WCHV-FM
- Charlottesville, Virginia; United States;
- Broadcast area: Charlottesville, Virginia Albemarle County, Virginia
- Frequency: 107.5 MHz
- Branding: C-Ville 107.5 and 1260

Programming
- Format: News/talk/sports
- Affiliations: Fox News Radio Premiere Radio Networks Wall Street Journal Radio Network

Ownership
- Owner: Monticello Media; (Monticello Media, LLC);
- Sister stations: WCHV, WCYK-FM, WHTE-FM, WHUK, WKAV

History
- First air date: January 12, 1996
- Former call signs: WLJL (1993–1996) WUMX (1996–2004) WCJZ (2004–2007) WWTJ (2007–2011)
- Call sign meaning: W CHarlottesVille

Technical information
- Licensing authority: FCC
- Facility ID: 61716
- Class: A
- Power: 210 Watts
- HAAT: 338 meters (1,109 ft)
- Transmitter coordinates: 37°59′5.0″N 78°28′49.0″W﻿ / ﻿37.984722°N 78.480278°W

Links
- Public license information: Public file; LMS;
- Webcast: WCHV-FM Webstream
- Website: WCHV-FM Online

= WCHV-FM =

WCHV-FM is a news/talk formatted broadcast radio station licensed to Charlottesville, Virginia, serving Charlottesville and Albemarle County, Virginia. WCHV-FM is owned and operated by Monticello Media.

==History==
The original permit for 107.5 FM in Charlottesville was applied for in 1992 by Washington, D.C. resident Deborah M. Royster's Spectrum Broadcasting Corporation. This permit was assigned the callsign WLJL. After several extensions, the station went on air in January 1996, followed by a callsign change to WUMX. The station's initial format was adult contemporary under the branding "Mix 107.5". Soon afterwards, Royster sold the station to David G. Mitchell's Air Virginia, Inc. Mitchell was at the time part-owner of two AM stations in Pennsylvania, and is currently the general manager of WCVL-FM (92.7 MHz).

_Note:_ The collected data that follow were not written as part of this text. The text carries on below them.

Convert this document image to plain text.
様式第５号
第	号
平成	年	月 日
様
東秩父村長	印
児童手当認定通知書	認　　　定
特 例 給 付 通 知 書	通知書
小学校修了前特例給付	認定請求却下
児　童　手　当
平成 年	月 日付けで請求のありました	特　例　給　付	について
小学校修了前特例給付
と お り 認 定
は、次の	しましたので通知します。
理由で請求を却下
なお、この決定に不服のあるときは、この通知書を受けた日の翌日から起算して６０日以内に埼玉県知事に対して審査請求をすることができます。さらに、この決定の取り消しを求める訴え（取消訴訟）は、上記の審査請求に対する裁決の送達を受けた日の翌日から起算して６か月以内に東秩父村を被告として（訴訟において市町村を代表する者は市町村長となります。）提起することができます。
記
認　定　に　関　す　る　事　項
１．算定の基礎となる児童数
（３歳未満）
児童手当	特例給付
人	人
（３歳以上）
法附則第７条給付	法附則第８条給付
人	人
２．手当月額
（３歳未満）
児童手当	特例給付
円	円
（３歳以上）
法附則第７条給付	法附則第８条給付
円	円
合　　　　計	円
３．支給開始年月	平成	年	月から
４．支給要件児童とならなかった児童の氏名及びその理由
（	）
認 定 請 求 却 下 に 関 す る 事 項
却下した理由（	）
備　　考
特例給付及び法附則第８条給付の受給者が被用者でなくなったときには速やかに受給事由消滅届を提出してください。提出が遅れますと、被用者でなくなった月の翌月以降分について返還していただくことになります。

In 2000, Clear Channel tried to purchase the station from Air Virginia. The sale was held up by the Federal Communications Commission on antitrust concerns; the company already owned WCYK-FM (99.7 MHz), WFFX (102.3 MHz), WVSY (101.9 MHz), WCHV (1260 kHz) and WKAV (1400 kHz). Clear Channel and Charlottesville's second-largest owner, Eure Communications – then-owners of WWWV (97.5 MHz), WINA (1070 kHz), and WQMZ (95.1 MHz) – would control nearly 95 per cent of the market's advertising revenue if the sale proceeded. In March 2002, the FCC announced its first public hearing on ownership concentration since 1960 to discuss the matter. The sale was ultimately approved. Ironically, the Department of Justice forced Eure to divest WCHV and WKAV – ultimately to Clear Channel – under similar antitrust concerns several years earlier.

Positioned in the middle of Charlottesville radio ratings in 2004, WUMX went on an abortive format flip to smooth jazz as "Smooth Jazz 107.5" WCJZ. This lasted eighteen months, as the station's ratings became even worse with the niche format. In October 2005, WCJZ flipped back to "Mix 107.5", but with hot adult contemporary music instead of the previous incarnation's gold-based adult contemporary.

Clear Channel sold its entire Charlottesville cluster to George Reed's Sistema 102 LLC, later renamed Monticello Media, on June 27, 2007. The sale closed in October. On October 12, WCJZ flipped to adult hits as "Tom @ 107.5" WWTJ, with a brand referencing University of Virginia founder Thomas Jefferson.

WWTJ flipped once again to a simulcast of WCHV's news/talk format on January 20, 2011, along with the new WCHV-FM callsign. The stations co-branded as "News Talk 107.5 and 1260 WCHV". WCHV had previously used a translator in downtown Charlottesville on 94.1 MHz, which switched to retransmitting rimshot WZGN (102.3 MHz).

With the August 2015 flip of WKAV from sports to classic country, WCHV and WCHV-FM became the Charlottesville affiliates for the Washington Nationals, Washington Capitals, Washington Wizards, Washington Redskins, and Virginia Tech Hokies radio networks. Accordingly, the stations' branding adjusted to "C-Ville 107.5 and 1260".